El canto perdido
En las brumosas selvas de Colombia, donde el tiempo se doblaba entre
jaguares y ceibas, habitaba una tribu ancestral llamada Wayuu. Su lengua, el
Wayuunaiki, era un canto fluido como el río Ranchería, susurrando secretos
entre las estrellas y las olas.
Un día, un portal de luz dorada se abrió en el cielo, y de él emergió
una figura extraña. Era un conquistador español, con armadura reluciente y
lengua de fuego. Su nombre era Alonso, y traía consigo una lengua nueva: el
español.
Alonso, cautivado por la belleza de la tierra Wayuu, intentó comunicarse
con ellos. Pero sus palabras resonaban como tronadas en oídos acostumbrados al
arrullo de la selva. Frustrado, recurrió a la fuerza, imponiendo su lengua como
ley sobre la tierra conquistada.
Los Wayuu, despojados de su canto ancestral, se vieron obligados a
aprender el idioma del conquistador. Sus voces, antes melodiosas como el viento
entre las hojas, se tornaron rígidas y extrañas.

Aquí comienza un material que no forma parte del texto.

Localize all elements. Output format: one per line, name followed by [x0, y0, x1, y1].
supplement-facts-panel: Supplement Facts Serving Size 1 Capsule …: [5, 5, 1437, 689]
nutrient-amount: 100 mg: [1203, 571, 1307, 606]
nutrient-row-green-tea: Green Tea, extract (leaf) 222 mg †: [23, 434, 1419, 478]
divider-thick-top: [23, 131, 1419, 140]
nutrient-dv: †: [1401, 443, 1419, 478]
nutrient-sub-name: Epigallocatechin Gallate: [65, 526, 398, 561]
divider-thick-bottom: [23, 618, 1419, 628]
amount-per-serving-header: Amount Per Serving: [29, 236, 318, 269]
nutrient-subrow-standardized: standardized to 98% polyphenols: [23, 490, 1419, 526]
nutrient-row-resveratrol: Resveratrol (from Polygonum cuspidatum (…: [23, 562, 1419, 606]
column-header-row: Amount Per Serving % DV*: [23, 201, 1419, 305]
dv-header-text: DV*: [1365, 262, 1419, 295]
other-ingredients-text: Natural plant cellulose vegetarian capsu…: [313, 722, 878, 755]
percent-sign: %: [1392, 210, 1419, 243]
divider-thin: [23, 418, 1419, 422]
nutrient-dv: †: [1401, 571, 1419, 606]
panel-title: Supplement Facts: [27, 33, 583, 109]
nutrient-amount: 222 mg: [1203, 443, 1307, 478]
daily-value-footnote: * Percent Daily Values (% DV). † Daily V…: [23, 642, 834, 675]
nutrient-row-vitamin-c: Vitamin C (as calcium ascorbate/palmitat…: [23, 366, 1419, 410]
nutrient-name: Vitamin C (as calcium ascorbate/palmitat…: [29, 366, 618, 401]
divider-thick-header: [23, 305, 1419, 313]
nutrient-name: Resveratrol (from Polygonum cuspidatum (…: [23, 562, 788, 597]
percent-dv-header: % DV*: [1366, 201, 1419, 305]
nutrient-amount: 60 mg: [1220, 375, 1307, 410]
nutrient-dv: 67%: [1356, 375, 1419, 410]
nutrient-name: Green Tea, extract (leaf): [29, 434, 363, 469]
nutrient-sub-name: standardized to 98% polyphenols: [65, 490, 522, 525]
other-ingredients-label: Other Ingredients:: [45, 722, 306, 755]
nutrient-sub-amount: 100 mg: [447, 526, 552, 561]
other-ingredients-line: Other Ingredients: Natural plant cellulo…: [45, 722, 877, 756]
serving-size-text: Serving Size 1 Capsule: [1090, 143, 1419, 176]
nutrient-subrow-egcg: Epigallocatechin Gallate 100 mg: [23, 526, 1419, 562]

Generación tras generación, el Wayuunaiki se fue opacando, relegado a
los rincones más íntimos de la memoria colectiva. El español se convirtió en la
lengua dominante, la llave para el comercio, la educación y el poder.
Sin embargo, en el corazón de la tribu, una niña llamada Iguaraya se
resistió a la imposición. Ella recordaba los cuentos de sus abuelos, las
canciones de cuna en Wayuunaiki que hablaban de un tiempo en que la tierra era
un coro de voces diversas.
Iguaraya se adentró en la selva, buscando el eco del canto perdido.
Encontró un anciano sabio, guardián de los secretos ancestrales, quien le
enseñó los tesoros ocultos del Wayuunaiki: la sabiduría de las plantas, la
magia de los animales, los cantos que curaban el alma.
Con la lengua ancestral resonando en su corazón, Iguaraya regresó a su
comunidad. Comenzó a compartir los cantos con los niños, enseñándoles la
belleza y el poder de su lengua materna. Poco a poco, el Wayuunaiki renació,
como una llama que se enciende en la oscuridad.
Las voces de los Wayuu se elevaron nuevamente, mezclándose con el canto
de las aves y el murmullo del río. El español seguía presente, pero ya no era
la única voz en la tierra. Era un idioma entre muchos, un puente entre
culturas, pero no un tirano que silenciaba los cantos ancestrales.
Iguaraya se convirtió en un símbolo de resistencia cultural, demostrando
que la lengua materna es más que palabras: es un vínculo con el pasado, una
llave hacia la identidad y un canto que resuena en el alma.
Y así, en la tierra
donde el tiempo se doblaba entre jaguares y ceibas, el canto perdido encontró
su camino de regreso, recordándonos que la verdadera riqueza de una nación
reside en la diversidad de sus voces.
Y kikiriki el cuento acaba aquí, y cocoroco, el cuento se acabo.